= Cornelius Cosgrove =

American archaeologist (1875–1936)

Cornelius Burton "Burt" Cosgrove (1875 – 1936) was an American archaeologist in the Southwestern United States. He was married to Harriet, the other half of the dynamic non-professional Cosgrove archeology unit.

==Background==
In 1919, the Cosgroves bought land in Grant County, New Mexico, and began excavating the Mimbres Valley ceramics. The Mimbres Valley has pre-Columbian culture dating from AD 150 to 1250. The Cosgroves reportedly spend their free time exploring the Mimbres Valley with their son, Burton Cosgrove Jr. In the 1920s, the Cosgroves meet Alfred Vincent Kidder (1885-1963) who was the curator of North American Archeology at the Peabody Museum at the time. Alfred Kidder was extremely impressed with the Cosgroves' amateur archaeological work on the Mimbres Valley, and because of this, the Cosgroves were later hired in 1924 by the Peabody Museum of Archaeology and Ethnology through the help of Kidder.

==Work in New Mexico==
The Cosgroves' first professional archaeology endeavor was to excavate the Swarts Ranch Ruin. The Swarts Ranch Ruin was part of the Mimbres Valley, however cultural artifacts of this area of the site suggest that culture was only active between AD 1000–1150 in this area. The Swarts excavation established the Cosgroves as elite Southwestern Archaeologists as well as solidifying their image as a team unit . The site was photographically documented by Cornelius and Harriet who made ink drawings of every bowl excavated, totaling over 700 Swarts Ruin pots. In total, nearly 10,000 artifacts were found and chronologically recorded by season. Extremely thorough notes were also taken by Harriet pertaining to room locations on the site, dimensions of these rooms, and the floor's soil type; this was done for all burial sites discovered by the Cosgroves. The finds of the site were published in 1932 as "The Swarts Ruin: A Typical Mimbres Site in Southwestern New Mexico" which detailed the findings from 1924 to 1927 by season. The excavation was deemed "prodigious" and is still used as the primary reference for Mimbres Scholars.

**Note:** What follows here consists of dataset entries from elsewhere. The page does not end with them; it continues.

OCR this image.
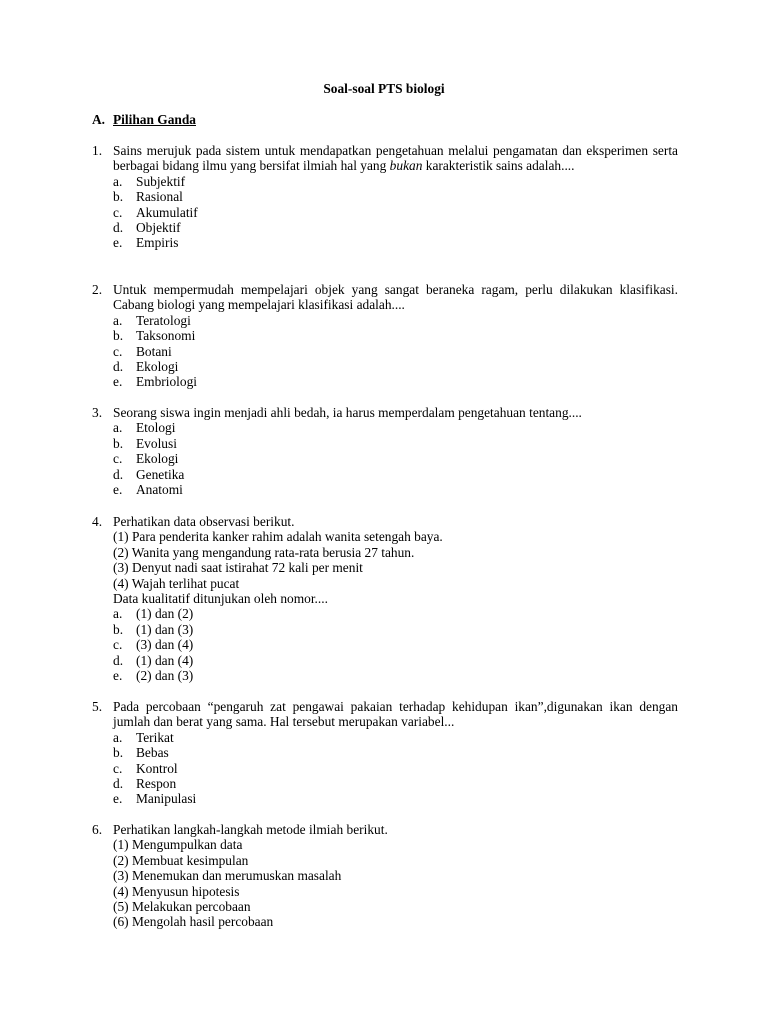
Soal-soal PTS biologi
A. Pilihan Ganda
1. Sains merujuk pada sistem untuk mendapatkan pengetahuan melalui pengamatan dan eksperimen serta berbagai bidang ilmu yang bersifat ilmiah hal yang bukan karakteristik sains adalah....
a. Subjektif
b. Rasional
c. Akumulatif
d. Objektif
e. Empiris
2. Untuk mempermudah mempelajari objek yang sangat beraneka ragam, perlu dilakukan klasifikasi. Cabang biologi yang mempelajari klasifikasi adalah....
a. Teratologi
b. Taksonomi
c. Botani
d. Ekologi
e. Embriologi
3. Seorang siswa ingin menjadi ahli bedah, ia harus memperdalam pengetahuan tentang....
a. Etologi
b. Evolusi
c. Ekologi
d. Genetika
e. Anatomi
4. Perhatikan data observasi berikut.
(1) Para penderita kanker rahim adalah wanita setengah baya.
(2) Wanita yang mengandung rata-rata berusia 27 tahun.
(3) Denyut nadi saat istirahat 72 kali per menit
(4) Wajah terlihat pucat
Data kualitatif ditunjukan oleh nomor....
a. (1) dan (2)
b. (1) dan (3)
c. (3) dan (4)
d. (1) dan (4)
e. (2) dan (3)
5. Pada percobaan “pengaruh zat pengawai pakaian terhadap kehidupan ikan”,digunakan ikan dengan jumlah dan berat yang sama. Hal tersebut merupakan variabel...
a. Terikat
b. Bebas
c. Kontrol
d. Respon
e. Manipulasi
6. Perhatikan langkah-langkah metode ilmiah berikut.
(1) Mengumpulkan data
(2) Membuat kesimpulan
(3) Menemukan dan merumuskan masalah
(4) Menyusun hipotesis
(5) Melakukan percobaan
(6) Mengolah hasil percobaan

A year prior to the Cosgroves' work at Stallings Island, they worked on the Gila River site in New Mexico from 1928 to 1929. With his wife Harriet, he began excavating sites for the Harvard Peabody Museum, beginning with an expedition in the Mimbres River Valley.

==Work in Georgia==
In 1929, he and his wife were hired by William Claflin Jr. to work on the Stallings Island site in Columbia County, Georgia. The Cosgroves discovered that the site was not well preserved due to more recent aboriginal activity. A group of artifacts found at the site were termed the "Stallings Island culture". The development of this idea of the culture allowed artifacts to be more accurately grouped by age, material, and groups of people. Cornelius discovered fiber-tempered pottery at the site as well as tools of late Archaic-type in great numbers. Through the work of the Cosgroves the Stallings Island mound was found to be a shell heap rather than a major ceremonial construction like it was previously thought to be. The work was the first stratigraphic analysis of midden in Georgia.

==Death==
The last site the Cosgroves worked on as a team was the Hopi Pueblo of Awatovi in Arizona. Burton Cosgrove died in 1936 during the first year of the project.